Исход есть лишь один – проснуться. Нас водят смолить челн, огромный, как самый громадный пароход. В этом челне нас должны отправить в небытие, которое, однако, как-то будет учитываться как бессмертие. Смолят челн на пустынном (серый, пепельного цвета песок) берегу свинцовой, широкой, как море, реки. Небо совершенно черное. Откуда свет – неизвестно. Но на этом черном небе временами показываются знамения и иероглифы огненно-красного цвета, исполинская рука, серп, но чаще всего – меч, то острием кверху, то – книзу. Мы смотрим на эти знамения тупо, привычными глазами, бессознательно (сон во времени длится десятки, а может быть, и сотни лет), и вдруг одно из этих знамений пронзает сознание необходимостью проснуться, чтобы не погибнуть. Взлетает из недр духа вертикальная линия – вихревое движение – и вселяется в свою здешнюю личность лермонтовскими стихами – “Ангел” или “Парус”.
Как стая вспугнутых птиц, взметнулась мысль и умчалась.
Когда я ехала в Томилино в потогонной тесноте и колготе вагона, они налетали на меня целым роем, и я была уверена, что, когда настанет ночь и я смогу открыть в тишине эту тетрадь, они с еще большей быстротой слетятся ко мне. Но их нет, и я не могу даже их вспомнить.
Где же они? И кто (или что) они? И откуда приходят? Потому что, несомненно – они приходят откуда-то, иногда совсем непрошено и с пугающей неожиданностью.
Бренное тело просит покоя, а душе жаль прервать ночное бдение. Ночь от ранней юности была любимым временем моим. В 16–17 лет я часто просиживала до зари летними ночами одна или с сестрой под акациями нашего сада в Киеве. Помню “тонкий хлад новоявленного”[30] над страницами второй части Фауста в такие ночи. Помню долгие разговоры с сестрой (двенадцати-тринадцатилетней) обо всем на свете, с нескончаемым изумлением и восхищением партийной жизни. И ночи, когда, собираясь на служение человечеству, мы зубрили политэкономию и социологию, а ветер шелестел в цветущей груше совсем о другом, ничего общего с прибавочной стоимостью не имеющем.
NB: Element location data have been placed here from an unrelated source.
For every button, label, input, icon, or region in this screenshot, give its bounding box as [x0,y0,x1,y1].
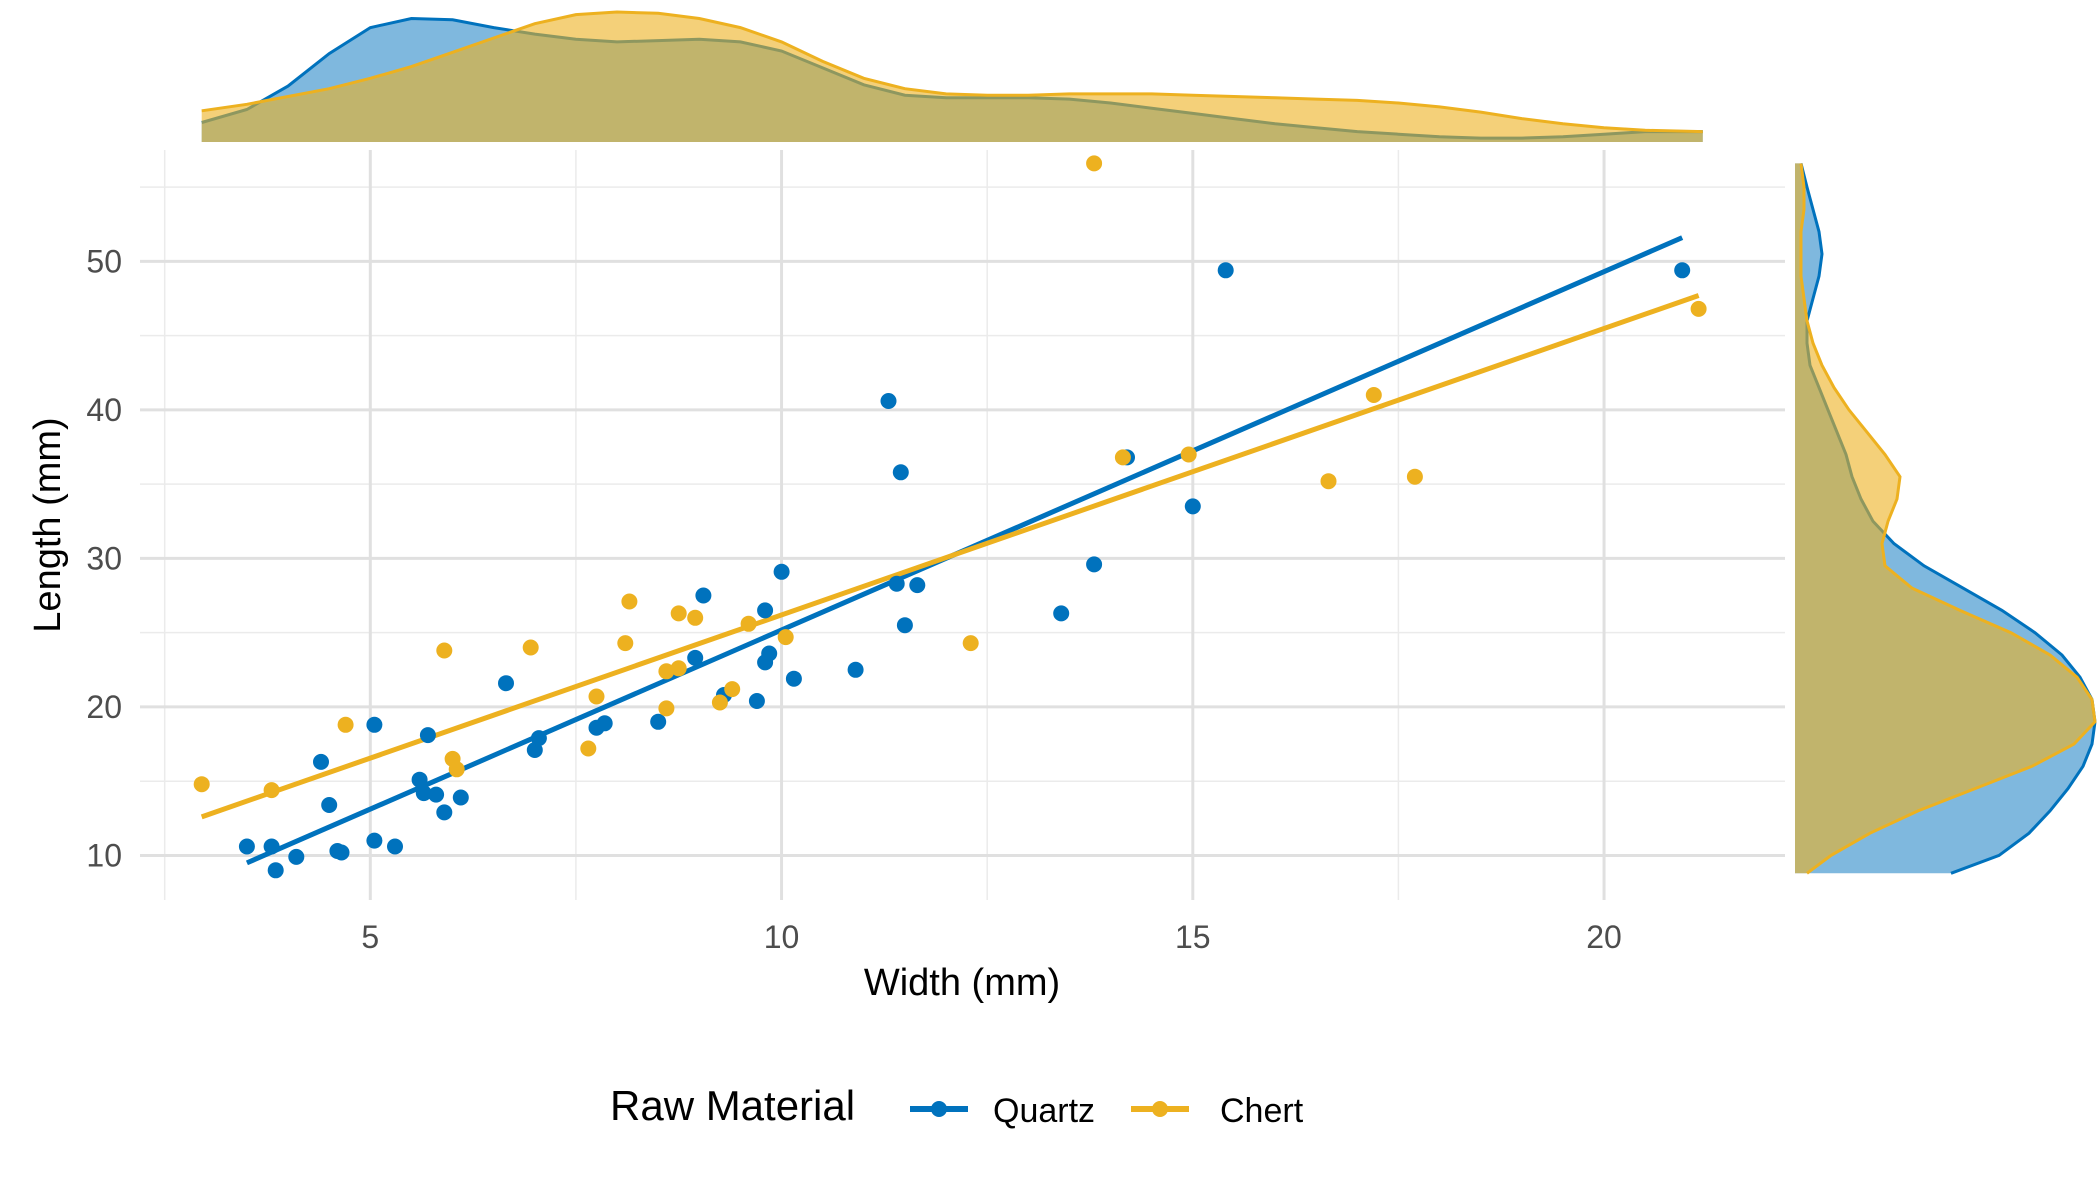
data-point-quartz [436,804,453,821]
data-point-chert [1086,155,1103,172]
x-tick-label: 15 [1175,919,1211,955]
data-point-quartz [880,393,897,409]
data-point-quartz [419,727,436,744]
y-axis-title: Length (mm) [27,417,69,632]
legend-key-chert-point [1152,1101,1168,1117]
data-point-quartz [596,715,613,732]
data-point-quartz [366,832,383,849]
data-point-quartz [530,730,547,747]
data-point-quartz [909,577,926,594]
data-point-chert [670,660,687,677]
data-point-chert [1690,300,1707,317]
data-point-quartz [1086,556,1103,573]
data-point-quartz [415,785,432,802]
data-point-chert [580,740,597,757]
data-point-quartz [650,713,667,730]
regression-lines [200,235,1700,866]
x-tick-label: 20 [1586,919,1622,955]
data-point-chert [436,642,453,659]
legend-title: Raw Material [610,1082,855,1129]
data-point-quartz [411,771,428,788]
right-density-line-chert [1799,163,2097,875]
data-point-chert [658,700,675,717]
y-tick-label: 50 [86,243,122,279]
data-point-quartz [761,645,778,662]
data-point-quartz [687,649,704,666]
legend: Raw Material Quartz Chert [610,1082,1304,1130]
data-point-quartz [333,844,350,861]
top-density-area-chert [201,12,1703,142]
data-point-quartz [1217,262,1234,279]
data-point-quartz [896,617,913,634]
data-point-chert [263,782,280,799]
data-point-quartz [498,675,514,692]
data-point-quartz [888,575,905,592]
data-point-chert [621,593,638,610]
data-point-chert [962,635,979,652]
data-point-chert [588,688,605,705]
data-point-chert [724,681,741,698]
data-point-quartz [313,753,329,770]
data-point-quartz [366,716,383,733]
data-point-quartz [288,848,305,865]
y-tick-label: 20 [86,689,122,725]
data-point-chert [337,716,354,733]
grid-lines [140,150,1785,900]
data-point-quartz [748,693,765,709]
legend-label-quartz: Quartz [993,1092,1095,1130]
y-tick-label: 30 [86,540,122,576]
data-point-chert [658,663,675,680]
data-point-quartz [695,587,712,604]
data-point-quartz [238,838,255,855]
data-point-chert [670,605,687,622]
data-point-chert [1180,446,1197,463]
data-point-chert [193,776,210,793]
right-density-area-chert [1795,163,2095,874]
fit-line-chert [200,293,1700,820]
data-point-chert [1406,468,1423,485]
data-point-quartz [267,862,284,879]
data-point-chert [687,609,704,626]
data-point-quartz [1184,498,1201,515]
data-point-chert [1114,449,1131,466]
data-point-quartz [452,789,469,806]
legend-label-chert: Chert [1220,1092,1304,1130]
legend-key-quartz-point [931,1101,947,1117]
data-point-quartz [847,661,864,678]
y-tick-label: 40 [86,392,122,428]
data-point-chert [522,639,539,656]
x-tick-label: 5 [361,919,379,955]
data-point-chert [740,615,757,632]
data-point-chert [1320,473,1337,490]
data-point-chert [448,761,465,778]
data-point-quartz [387,838,403,855]
data-point-chert [617,635,634,652]
data-points [193,155,1707,879]
x-axis-title: Width (mm) [864,962,1060,1004]
data-point-quartz [892,464,909,481]
data-point-quartz [1053,605,1070,622]
tick-labels: 5 10 15 20 10 20 30 40 50 [86,243,1621,955]
data-point-quartz [757,602,774,619]
top-marginal-density [201,10,1703,142]
data-point-quartz [785,670,802,687]
data-point-chert [711,694,728,711]
top-density-line-chert [201,10,1703,134]
right-marginal-density [1795,163,2097,875]
legend-key-chert [1131,1101,1189,1117]
x-tick-label: 10 [764,919,800,955]
data-point-quartz [773,563,790,580]
data-point-quartz [321,797,338,813]
data-point-quartz [1674,262,1691,279]
data-point-chert [1365,387,1382,403]
data-point-quartz [263,838,280,855]
y-tick-label: 10 [86,837,122,873]
data-point-quartz [428,786,445,803]
legend-key-quartz [910,1101,968,1117]
data-point-chert [777,629,794,646]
И ночи на Днепре. Молодость! 18 лет. Плеск черных волн под ударами весел. Завораживающая близость мужских тел и душ, завороженных нашей девической юностью и красотой. Ни одного нескромного слова, ни одного вольного движения, несмотря на отсутствие матерей, вообще старших. Блеснет, как зарница в ночи при свете костра, среди благоухающих лоз чей-нибудь влюбленный взгляд, в обычной фразе трепетно и музыкально прозвучит голос, испугает и обрадует – и опять лозы, волны, звезды, разлив песен о могиле, которая с ветром гомонила, о черном Сагайдачном[31], о “хлопцах-баламутах”, о “червоной калине над криницей”. А беседы – о Желябове, о Перовской, 0 страданиях народа, об “ужасах царизма”.
Не во всех кружках был этот романтизм и платонизм. От подруг я знала, что есть у них и такие знакомцы-студенты, которые “напиваются до зеленого змия”, и что в той среде нередки свободные сближения, безответственные браки на время. В моем представлении тогда (и всю жизнь), любовь была таинственным, священным и громадной важности явлением, и такие формы, как “связь”, да еще “на время”, казались мне самым низким из возможных для человека падений.
На кухне особая кухонная уютность – мистика очага и тепло от него (на дворе холодные ночи). Вспомнились гимназические годы, когда кухня была моим рабочим кабинетом в долгие осенние и зимние вечера. Я запиралась в ней под предлогом учебных занятий, но им было уделено самое скромное место. Несравненно больше времени было посвящено чтению (Тургенев, Достоевский, Гюго, Диккенс, Теккерей и тут же безвкусные исторические романы, путешествия). Сколько слез было пролито над ними. Напрасно думают, что такие слезы подростков над книгами или в театре только сентиментальность. Они – расширение душевного опыта, увлажнение душевной почвы и этим содействие росту ростков духа.